Many others in his place might have stalked off the Viking Biology Team. But Vishniac was a gentle and dedicated man. He decided instead that he could best serve the search for life on Mars by voyaging to the most Mars-like environment on Earth—the dry valleys of Antarctica. Some previous investigators had examined Antarctic soil and decided that the few microbes they were able to find were not really natives of the dry valleys, but had been blown there from other, more clement environments. Recalling the Mars Jars experiments, Vishniac believed that life was tenacious and that Antarctica was perfectly consistent with microbiology. If terrestrial bugs could live on Mars, he thought, why not in Antarctica—which was by and large warmer, wetter, and had more oxygen and much less ultraviolet light. Conversely, finding life in Antarctic dry valleys would correspondingly improve, he thought, the chances of life on Mars. Vishniac believed that the experimental techniques previously used to deduce no indigenous microbes in Antarctica were flawed. The nutrients, while suitable for the comfortable environment of a university microbiology laboratory, were not designed for the arid polar wasteland.
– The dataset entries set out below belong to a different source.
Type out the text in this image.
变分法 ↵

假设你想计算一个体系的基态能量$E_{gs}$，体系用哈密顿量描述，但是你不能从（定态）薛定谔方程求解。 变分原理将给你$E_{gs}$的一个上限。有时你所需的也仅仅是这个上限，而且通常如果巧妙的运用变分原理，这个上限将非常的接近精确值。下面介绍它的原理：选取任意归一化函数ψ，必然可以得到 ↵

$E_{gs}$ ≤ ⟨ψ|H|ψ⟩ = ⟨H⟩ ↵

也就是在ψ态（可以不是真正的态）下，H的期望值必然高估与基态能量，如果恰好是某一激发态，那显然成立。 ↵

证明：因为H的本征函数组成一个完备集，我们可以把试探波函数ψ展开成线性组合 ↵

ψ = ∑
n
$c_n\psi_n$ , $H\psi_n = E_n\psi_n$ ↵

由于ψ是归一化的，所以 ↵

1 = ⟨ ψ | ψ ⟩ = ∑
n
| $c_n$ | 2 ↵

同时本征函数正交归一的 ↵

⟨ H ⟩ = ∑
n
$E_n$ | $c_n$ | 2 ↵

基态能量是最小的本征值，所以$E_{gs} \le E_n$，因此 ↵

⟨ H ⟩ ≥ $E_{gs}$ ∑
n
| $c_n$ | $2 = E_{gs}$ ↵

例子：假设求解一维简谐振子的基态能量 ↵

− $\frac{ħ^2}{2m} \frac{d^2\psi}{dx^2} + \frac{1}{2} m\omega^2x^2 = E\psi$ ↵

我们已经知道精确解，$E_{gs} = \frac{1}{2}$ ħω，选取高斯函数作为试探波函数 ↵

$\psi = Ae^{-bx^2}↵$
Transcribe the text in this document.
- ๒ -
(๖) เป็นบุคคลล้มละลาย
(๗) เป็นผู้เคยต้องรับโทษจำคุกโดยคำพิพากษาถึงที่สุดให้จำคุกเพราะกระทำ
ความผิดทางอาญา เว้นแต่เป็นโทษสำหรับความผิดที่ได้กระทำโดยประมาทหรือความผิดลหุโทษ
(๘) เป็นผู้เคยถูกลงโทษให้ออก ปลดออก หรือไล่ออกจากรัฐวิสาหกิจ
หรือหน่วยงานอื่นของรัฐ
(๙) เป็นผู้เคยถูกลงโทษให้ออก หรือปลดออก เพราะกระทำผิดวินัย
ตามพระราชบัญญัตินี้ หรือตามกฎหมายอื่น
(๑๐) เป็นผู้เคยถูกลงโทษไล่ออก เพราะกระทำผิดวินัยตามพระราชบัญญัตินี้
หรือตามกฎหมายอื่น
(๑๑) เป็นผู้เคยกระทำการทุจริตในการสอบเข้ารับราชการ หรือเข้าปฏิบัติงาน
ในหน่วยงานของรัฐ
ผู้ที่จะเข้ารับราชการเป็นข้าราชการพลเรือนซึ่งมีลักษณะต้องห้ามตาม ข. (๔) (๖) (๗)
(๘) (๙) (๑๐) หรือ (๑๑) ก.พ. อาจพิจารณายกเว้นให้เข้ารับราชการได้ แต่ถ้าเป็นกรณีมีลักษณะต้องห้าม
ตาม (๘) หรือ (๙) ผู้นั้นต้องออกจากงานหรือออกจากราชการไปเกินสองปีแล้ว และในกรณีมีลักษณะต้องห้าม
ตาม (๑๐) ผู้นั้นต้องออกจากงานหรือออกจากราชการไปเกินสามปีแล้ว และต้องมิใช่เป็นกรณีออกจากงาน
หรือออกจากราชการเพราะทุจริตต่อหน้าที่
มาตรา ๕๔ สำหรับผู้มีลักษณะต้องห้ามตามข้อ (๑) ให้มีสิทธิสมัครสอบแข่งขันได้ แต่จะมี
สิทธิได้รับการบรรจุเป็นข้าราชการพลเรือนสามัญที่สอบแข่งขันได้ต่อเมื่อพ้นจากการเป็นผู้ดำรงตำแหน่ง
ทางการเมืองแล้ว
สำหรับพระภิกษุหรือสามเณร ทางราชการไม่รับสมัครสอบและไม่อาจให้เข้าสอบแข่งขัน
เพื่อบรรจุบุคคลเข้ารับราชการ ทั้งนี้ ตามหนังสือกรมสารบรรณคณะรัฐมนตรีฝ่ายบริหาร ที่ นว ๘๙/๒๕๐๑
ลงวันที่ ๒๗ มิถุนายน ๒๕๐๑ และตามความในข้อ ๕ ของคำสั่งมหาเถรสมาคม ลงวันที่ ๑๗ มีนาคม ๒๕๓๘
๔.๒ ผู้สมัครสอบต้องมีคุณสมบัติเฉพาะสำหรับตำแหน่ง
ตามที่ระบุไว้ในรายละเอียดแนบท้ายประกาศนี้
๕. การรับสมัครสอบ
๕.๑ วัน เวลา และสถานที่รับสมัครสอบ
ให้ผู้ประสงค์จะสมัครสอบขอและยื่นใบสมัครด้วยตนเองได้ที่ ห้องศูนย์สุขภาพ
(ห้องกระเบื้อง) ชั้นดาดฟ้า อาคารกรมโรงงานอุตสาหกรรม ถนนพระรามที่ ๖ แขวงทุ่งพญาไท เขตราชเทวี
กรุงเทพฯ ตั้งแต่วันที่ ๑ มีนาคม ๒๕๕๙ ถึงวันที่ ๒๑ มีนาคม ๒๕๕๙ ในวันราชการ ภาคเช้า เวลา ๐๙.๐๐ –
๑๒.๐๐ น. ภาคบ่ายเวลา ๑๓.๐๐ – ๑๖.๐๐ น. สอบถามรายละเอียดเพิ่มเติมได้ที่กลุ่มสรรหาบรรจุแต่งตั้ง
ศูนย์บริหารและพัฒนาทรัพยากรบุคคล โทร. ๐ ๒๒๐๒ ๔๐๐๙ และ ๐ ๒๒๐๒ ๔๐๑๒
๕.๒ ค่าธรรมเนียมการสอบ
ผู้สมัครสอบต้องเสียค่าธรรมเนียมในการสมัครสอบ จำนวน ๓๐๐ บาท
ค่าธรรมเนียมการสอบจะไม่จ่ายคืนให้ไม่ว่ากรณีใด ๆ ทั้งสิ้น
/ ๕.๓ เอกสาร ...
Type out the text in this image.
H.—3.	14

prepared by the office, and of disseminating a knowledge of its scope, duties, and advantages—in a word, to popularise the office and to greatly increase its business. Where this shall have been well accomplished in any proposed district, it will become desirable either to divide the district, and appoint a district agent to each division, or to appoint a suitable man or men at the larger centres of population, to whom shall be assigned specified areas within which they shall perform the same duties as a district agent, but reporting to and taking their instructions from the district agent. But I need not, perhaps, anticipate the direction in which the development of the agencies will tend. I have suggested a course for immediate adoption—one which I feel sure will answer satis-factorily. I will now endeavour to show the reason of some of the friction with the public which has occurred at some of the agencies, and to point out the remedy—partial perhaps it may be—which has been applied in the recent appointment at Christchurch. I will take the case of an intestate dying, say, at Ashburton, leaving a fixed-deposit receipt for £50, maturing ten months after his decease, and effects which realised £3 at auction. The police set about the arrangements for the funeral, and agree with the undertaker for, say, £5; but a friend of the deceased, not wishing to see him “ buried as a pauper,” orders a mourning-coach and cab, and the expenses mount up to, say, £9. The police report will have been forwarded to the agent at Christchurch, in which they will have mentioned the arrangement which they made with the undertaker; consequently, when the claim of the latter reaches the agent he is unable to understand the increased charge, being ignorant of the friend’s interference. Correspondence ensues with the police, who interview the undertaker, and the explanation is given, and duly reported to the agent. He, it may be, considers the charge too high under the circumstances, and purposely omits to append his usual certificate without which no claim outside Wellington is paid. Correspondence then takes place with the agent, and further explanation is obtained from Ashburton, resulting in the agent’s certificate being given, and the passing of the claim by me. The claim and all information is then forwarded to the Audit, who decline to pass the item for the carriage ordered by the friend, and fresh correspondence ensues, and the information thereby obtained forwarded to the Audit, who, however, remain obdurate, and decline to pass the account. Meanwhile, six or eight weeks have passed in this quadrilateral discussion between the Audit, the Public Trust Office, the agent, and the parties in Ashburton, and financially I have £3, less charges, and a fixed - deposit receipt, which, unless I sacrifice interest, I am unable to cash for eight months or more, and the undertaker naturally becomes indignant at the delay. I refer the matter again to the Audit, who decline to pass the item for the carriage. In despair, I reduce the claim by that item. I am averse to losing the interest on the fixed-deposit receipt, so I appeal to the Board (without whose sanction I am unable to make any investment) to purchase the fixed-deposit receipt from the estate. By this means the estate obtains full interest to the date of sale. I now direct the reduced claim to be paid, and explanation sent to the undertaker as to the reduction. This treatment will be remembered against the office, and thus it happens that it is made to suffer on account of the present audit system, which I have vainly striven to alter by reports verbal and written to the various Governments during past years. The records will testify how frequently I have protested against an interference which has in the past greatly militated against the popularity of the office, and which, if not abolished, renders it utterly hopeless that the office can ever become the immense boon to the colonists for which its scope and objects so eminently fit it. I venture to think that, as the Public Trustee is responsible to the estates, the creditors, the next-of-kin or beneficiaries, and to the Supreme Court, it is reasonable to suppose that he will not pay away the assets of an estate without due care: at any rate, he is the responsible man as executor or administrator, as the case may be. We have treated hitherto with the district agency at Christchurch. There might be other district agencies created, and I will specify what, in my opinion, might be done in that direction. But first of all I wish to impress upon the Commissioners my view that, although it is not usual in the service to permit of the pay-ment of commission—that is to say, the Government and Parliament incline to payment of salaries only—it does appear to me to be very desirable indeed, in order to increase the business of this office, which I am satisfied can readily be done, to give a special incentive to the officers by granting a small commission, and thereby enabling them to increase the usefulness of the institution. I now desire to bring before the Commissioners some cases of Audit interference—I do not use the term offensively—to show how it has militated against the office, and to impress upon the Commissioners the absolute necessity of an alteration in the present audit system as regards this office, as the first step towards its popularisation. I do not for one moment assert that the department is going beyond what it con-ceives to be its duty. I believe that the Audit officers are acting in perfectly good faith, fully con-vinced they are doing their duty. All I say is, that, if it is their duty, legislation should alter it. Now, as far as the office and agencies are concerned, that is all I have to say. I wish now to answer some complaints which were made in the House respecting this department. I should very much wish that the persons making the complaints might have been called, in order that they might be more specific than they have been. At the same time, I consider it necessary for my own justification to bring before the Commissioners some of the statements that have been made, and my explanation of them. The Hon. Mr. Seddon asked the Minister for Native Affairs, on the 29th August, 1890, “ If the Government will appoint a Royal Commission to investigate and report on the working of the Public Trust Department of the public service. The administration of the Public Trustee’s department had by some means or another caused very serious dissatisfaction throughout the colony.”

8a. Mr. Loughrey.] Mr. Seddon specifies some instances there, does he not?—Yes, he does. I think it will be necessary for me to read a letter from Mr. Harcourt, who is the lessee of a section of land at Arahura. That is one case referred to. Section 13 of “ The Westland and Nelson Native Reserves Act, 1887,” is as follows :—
So on November 8, 1973, Vishniac, his new microbiology equipment and a geologist companion were transported by helicopter from McMurdo Station to an area near Mount Balder, a dry valley in the Asgard range. His practice was to implant the little microbiology stations in the Antarctic soil and return about a month later to retrieve them. On December 10, 1973, he left to gather samples on Mount Balder; his departure was photographed from about three kilometers away. It was the last time anyone saw him alive.